Release Date: Available Now
Synopsis: Confronted by a restraining order and the threat of a lawsuit, failed journalist Leah Stevens needs to get out of Boston when she runs into an old friend, Emmy Grey who has just left a troubled relationship. Emmy proposes they move to rural Pennsylvania, where Leah can get a teaching position and both women can start again. But their new start is threatened when a woman with an eerie resemblance to Leah is assaulted by the lake, and Emmy disappears days later.
Determined to find Emmy, Leah cooperates with Kyle Donovan, a handsome young police officer on the case. As they investigate her friend’s life for clues, Leah begins to wonder: did she ever really know Emmy at all? With no friends, family or digital footprint, the police begin to suspect that there is no Emmy Grey. Soon Leah’s credibility is at stake, and she is forced to revisit her past: the article that ruined her career. To save herself, Leah must confront the truth about Emmy Grey–and along the way, confront her old demons, find out who she can really trust, and clear her own name.
Everyone in this rural Pennsylvania town has something to hide–including Leah herself. How do you uncover the truth when you are too busy hiding your own?
Megan Miranda’s debut novel All the Missing Girls was one of my favorite psychological suspense novels of last year, so I’ve been eagerly anticipating Perfect Stranger. While this wasn’t a perfect read for me, it was still an enjoyable and quick one.
After finishing this second book, it’s obvious that Megan Miranda’s writing style is beautiful. Every word, every detail, is just perfectly placed, which makes the narrative flow so smoothly. When you combine this with the story’s fast pace, and suspenseful plot, it makes for a real page-turner that makes it difficult to put down.
I have to be honest and say I had a difficult time connecting with any of the characters, including Leah. She made some extremely questionable decisions through the story, that me suspicious of her motives. I also thought the secondary characters could have been fleshed out a little more.
As I previously said, the plot is suspenseful and filled with interesting developments which ratcheted up the tension. But, after all the build up, I confess I was a little disappointed in the ending which I thought was okay, but somewhat anticlimactic.

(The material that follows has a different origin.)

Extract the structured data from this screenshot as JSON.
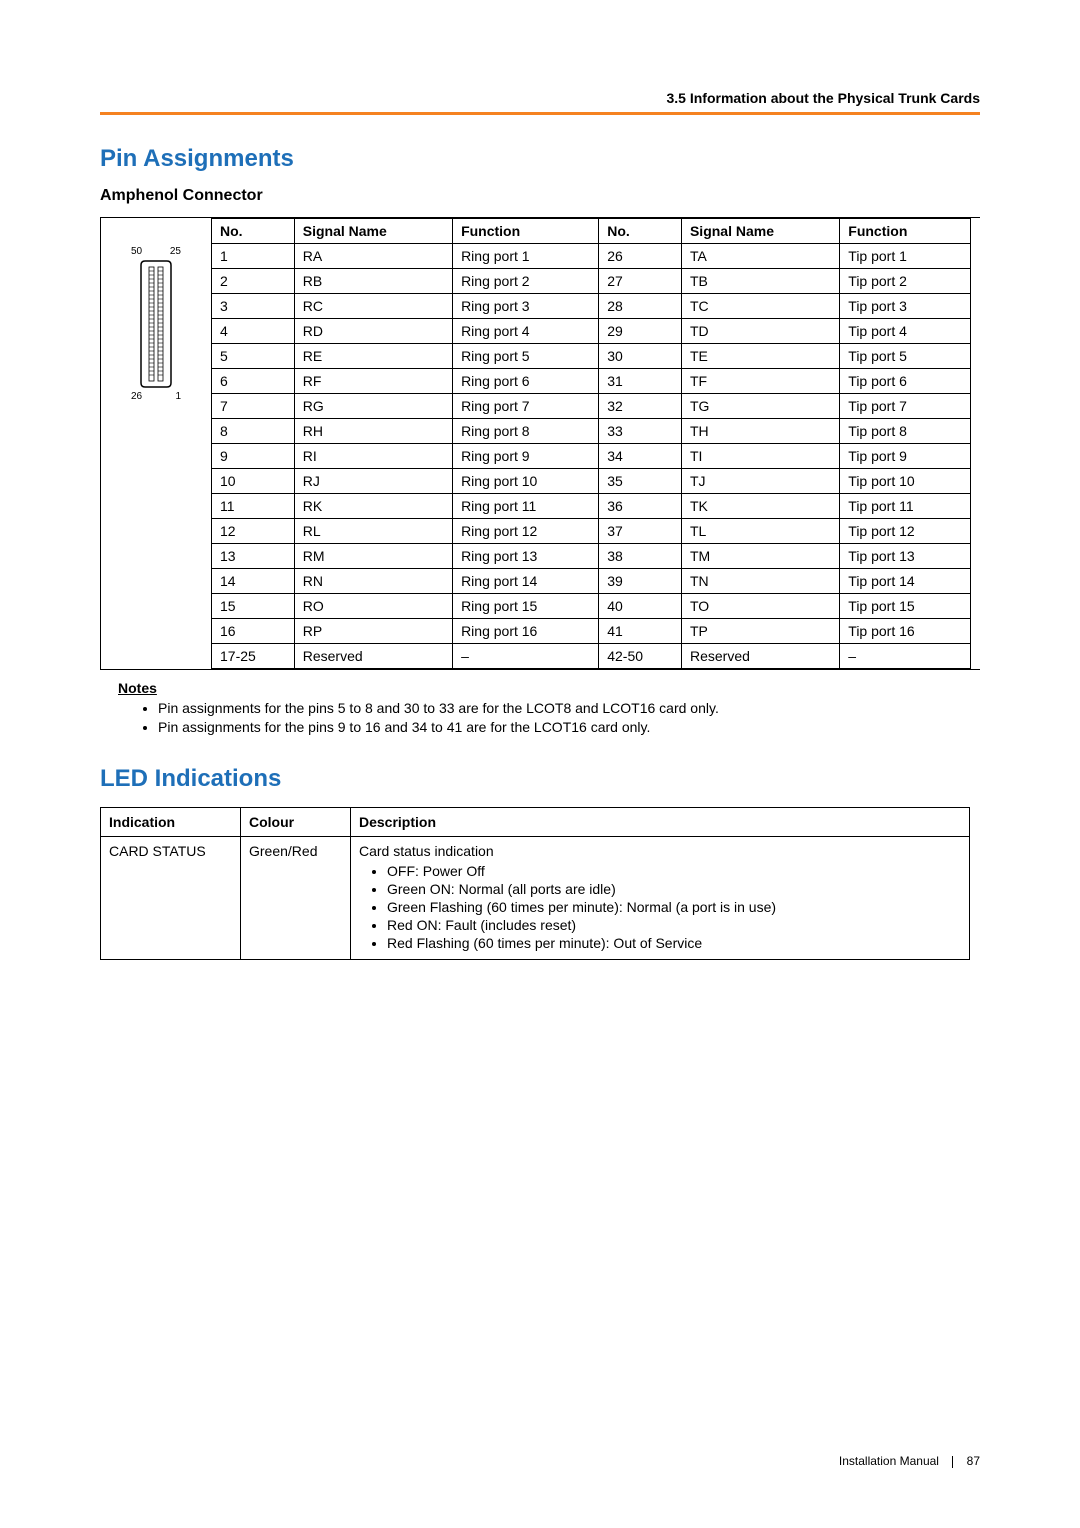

I admit I went into Perfect Stranger with high expectations, perhaps exceedingly so. I always do my best to judge the books I read on their own merit no matter how I’ve felt about an author’s previous works. Sometimes that’s more difficult than others and that was the case for me with this novel. Overall, I thought this was a good, solid psychological suspense story, and there’s a part of me that’s wondering if I would have enjoyed it even more if I hadn’t loved the first book so much. Whatever the case, I have absolutely no no qualms over recommending this to anyone who loves this genre, and I’m looking forward to Miranda’s next novel.